Expensiveness..

David Zeuthen david at fubar.dk
Thu Oct 27 08:51:21 PDT 2005


On Wed, 2005-10-26 at 17:35 +0100, Richard Hughes wrote:
> How "expensive" is a hal key read/write? If I were doing 20 "reads" a
> minute, is that too much? Should I bother to cache anything?

I think it's more about design. It's like this I think: In a
well-designed program you sorta want your own abstractions, e.g. g-p-m
would have a process-wide data structure that conveniently tells
everything about system-status - optimized for GUI usage.. Such as

 /* very simplified data structure */
 struct {
   bool have_batteries;
   bool have_ups;
   bool battery_is_charging;
   int num_seconds_remaining;
 } SystemState;

and on startup you just fill it in and you update it on receiving events
from HAL. Hence, no method call overhead required.

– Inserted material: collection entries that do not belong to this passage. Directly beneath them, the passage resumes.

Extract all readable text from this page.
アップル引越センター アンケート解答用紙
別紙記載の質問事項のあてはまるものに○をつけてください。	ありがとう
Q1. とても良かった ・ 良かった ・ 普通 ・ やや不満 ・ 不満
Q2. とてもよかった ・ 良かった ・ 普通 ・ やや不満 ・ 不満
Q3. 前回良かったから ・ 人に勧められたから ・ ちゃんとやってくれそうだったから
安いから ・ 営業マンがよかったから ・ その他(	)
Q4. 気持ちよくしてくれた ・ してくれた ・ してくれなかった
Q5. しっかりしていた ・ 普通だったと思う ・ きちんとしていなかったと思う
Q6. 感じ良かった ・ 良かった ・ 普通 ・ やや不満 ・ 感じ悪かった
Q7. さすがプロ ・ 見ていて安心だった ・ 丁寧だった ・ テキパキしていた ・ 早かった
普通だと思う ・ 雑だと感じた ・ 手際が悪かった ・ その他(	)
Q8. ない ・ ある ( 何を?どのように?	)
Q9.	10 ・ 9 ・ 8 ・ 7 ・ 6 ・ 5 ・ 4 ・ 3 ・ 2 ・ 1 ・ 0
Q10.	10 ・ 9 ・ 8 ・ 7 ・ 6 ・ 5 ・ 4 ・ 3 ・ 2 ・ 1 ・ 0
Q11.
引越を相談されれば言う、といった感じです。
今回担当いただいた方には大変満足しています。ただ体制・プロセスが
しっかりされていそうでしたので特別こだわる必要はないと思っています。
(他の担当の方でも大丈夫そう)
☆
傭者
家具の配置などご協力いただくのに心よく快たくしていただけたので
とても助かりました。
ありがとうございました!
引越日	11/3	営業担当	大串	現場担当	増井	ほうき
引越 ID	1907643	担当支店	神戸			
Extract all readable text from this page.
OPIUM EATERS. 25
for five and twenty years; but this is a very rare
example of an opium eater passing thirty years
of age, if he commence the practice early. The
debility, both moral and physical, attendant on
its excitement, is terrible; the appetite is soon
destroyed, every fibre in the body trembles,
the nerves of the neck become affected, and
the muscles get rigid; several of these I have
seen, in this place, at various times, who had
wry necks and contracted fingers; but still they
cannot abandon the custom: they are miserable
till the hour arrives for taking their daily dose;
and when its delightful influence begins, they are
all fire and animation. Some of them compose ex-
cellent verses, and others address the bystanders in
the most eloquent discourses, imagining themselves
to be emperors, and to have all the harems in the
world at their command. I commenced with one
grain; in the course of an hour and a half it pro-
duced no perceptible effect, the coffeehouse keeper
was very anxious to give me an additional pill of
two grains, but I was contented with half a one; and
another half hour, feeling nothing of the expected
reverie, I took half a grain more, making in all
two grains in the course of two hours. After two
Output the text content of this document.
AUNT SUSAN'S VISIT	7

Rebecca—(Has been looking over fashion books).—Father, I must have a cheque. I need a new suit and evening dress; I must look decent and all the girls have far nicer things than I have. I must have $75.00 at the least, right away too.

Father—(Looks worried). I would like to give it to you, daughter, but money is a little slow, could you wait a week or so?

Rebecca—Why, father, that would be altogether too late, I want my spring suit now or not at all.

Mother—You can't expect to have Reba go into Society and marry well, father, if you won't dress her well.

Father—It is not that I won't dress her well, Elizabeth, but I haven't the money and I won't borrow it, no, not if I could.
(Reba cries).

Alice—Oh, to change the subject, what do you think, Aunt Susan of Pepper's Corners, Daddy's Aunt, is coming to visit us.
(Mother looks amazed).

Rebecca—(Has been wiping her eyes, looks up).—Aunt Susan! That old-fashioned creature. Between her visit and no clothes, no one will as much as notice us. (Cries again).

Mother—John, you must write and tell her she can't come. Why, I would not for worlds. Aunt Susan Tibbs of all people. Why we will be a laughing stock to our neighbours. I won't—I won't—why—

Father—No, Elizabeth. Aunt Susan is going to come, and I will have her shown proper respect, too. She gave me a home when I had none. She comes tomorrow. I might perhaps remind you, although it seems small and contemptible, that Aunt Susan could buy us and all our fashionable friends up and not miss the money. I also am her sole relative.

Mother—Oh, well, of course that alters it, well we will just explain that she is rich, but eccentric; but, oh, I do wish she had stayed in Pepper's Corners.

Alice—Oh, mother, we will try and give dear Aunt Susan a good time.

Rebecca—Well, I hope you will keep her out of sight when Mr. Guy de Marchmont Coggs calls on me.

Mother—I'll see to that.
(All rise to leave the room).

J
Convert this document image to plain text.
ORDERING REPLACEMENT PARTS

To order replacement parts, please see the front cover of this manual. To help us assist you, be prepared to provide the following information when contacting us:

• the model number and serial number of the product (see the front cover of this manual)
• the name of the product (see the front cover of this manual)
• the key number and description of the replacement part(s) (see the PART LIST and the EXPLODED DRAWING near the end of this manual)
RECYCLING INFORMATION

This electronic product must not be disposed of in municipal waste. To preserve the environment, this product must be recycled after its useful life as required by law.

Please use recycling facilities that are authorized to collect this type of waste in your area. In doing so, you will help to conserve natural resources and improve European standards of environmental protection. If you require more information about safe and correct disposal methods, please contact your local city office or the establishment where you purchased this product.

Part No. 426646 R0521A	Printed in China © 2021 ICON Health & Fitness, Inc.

Whether this is a good idea or not... I'm not really sure. But that is
the way that I would have written e.g. g-p-m. But see below.

> 
> I guess find_by_capability and friends are more expensive. Knowledge
> appreciated.

I think the main problem with calling into the HAL daemon is more a
problem of latency and less of the actual cost of the operation... and,
for the record... Cornelia been working on fixing some O(n) and O(n^2)
bugs we have - ideally we can get most operations down to O(1).

As you may know libhal is already prepared to do caching - all we need
is to implement it [1]. So I guess with caching enabled in libhal you
might very well be "lazy" and not cache anything :-). Of course, I kinda
want people to use D-BUS bindings - perhaps one day we'll have a nice
glib based libhal (with caching)... a nice Mono one (with caching)...
Java, Qt, Python and so on.. Wouldn't that make more sense?

/me shrugs

Cheers,
David

[1] : We probably want a new method to retrieve all devices and all
properties in a single go such that we only do 1 or 2 method calls into
HAL at startup... Everything else just relies on D-BUS signals.